Best White Chocolate Raspberry Blondies Recipe

Soft and dreamy lemon white chocolate blondies with a crinkly top made of raspberries.


– 3 oz 85g white chocolate, coarsely chopped – 7 tablespoon 100g unsalted butter – 2 large eggs at room temperature – ½ cup 100g granulated sugar – ¼ cup 55g packed light brown sugar – 1 teaspoon lemon zest – ½ teaspoon pure vanilla extract – ½ teaspoon salt – 1 cup plus 1 tablespoon 150g all-purpose flour – 1 cup 130g fresh raspberrie – ½ cup 85g white chocolate chips


Preheat oven to 350°F. Leave a 2-inch overhang on either side of an 8x8-inch baking pan with parchment paper.

Step 1

Melt white chocolate and butter in a heatproof basin over hot water.

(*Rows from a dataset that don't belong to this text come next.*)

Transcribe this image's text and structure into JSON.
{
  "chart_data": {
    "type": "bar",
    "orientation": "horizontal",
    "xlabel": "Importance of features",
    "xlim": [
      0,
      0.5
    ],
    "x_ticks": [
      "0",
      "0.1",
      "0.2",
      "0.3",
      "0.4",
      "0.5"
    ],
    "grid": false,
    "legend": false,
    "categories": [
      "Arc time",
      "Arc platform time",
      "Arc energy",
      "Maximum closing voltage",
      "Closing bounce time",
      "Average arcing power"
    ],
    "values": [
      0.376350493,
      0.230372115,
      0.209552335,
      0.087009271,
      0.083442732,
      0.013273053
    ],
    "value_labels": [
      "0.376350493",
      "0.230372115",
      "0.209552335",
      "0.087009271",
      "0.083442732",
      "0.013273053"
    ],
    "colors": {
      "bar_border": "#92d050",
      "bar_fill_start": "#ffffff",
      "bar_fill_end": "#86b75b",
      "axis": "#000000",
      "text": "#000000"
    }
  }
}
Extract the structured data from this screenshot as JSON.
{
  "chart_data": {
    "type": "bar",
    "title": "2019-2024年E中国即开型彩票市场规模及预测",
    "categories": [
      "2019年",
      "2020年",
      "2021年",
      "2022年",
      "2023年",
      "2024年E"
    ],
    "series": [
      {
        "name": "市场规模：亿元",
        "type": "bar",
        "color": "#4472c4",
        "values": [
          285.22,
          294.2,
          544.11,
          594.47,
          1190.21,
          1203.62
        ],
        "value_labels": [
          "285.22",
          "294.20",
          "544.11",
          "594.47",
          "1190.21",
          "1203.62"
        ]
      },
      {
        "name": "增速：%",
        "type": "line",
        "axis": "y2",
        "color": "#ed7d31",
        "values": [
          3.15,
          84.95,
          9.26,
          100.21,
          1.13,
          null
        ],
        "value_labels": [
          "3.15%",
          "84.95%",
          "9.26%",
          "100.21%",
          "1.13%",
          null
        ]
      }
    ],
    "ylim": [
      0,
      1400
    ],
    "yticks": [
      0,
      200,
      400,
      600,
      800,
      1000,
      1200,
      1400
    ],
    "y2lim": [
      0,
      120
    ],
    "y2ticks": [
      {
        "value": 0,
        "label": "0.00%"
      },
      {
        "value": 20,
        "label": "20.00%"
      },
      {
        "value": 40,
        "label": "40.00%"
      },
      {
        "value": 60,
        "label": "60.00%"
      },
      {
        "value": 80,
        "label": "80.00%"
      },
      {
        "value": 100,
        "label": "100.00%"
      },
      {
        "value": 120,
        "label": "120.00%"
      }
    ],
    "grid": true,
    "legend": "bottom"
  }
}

Stir until smooth. Or microwave at 50% power in brief bursts with frequent swirling.

Step 2

Whisk or beat eggs, sugar, lemon zest, and salt in a large bowl until light and thick. Add vanilla. Stir in warm melted white chocolate.

Step 3

Add 1 cup flour and gently fold. Fold in the chocolate chips before adding the flour. Mix raspberries with 1 tablespoon of flour and carefully mix them into batter.

Step 4

Evenly distribute remaining ingredients in pan. Bake till shiny and crackly, 24-28 minutes. Before cutting into squares, let cool in the pan on a wire rack.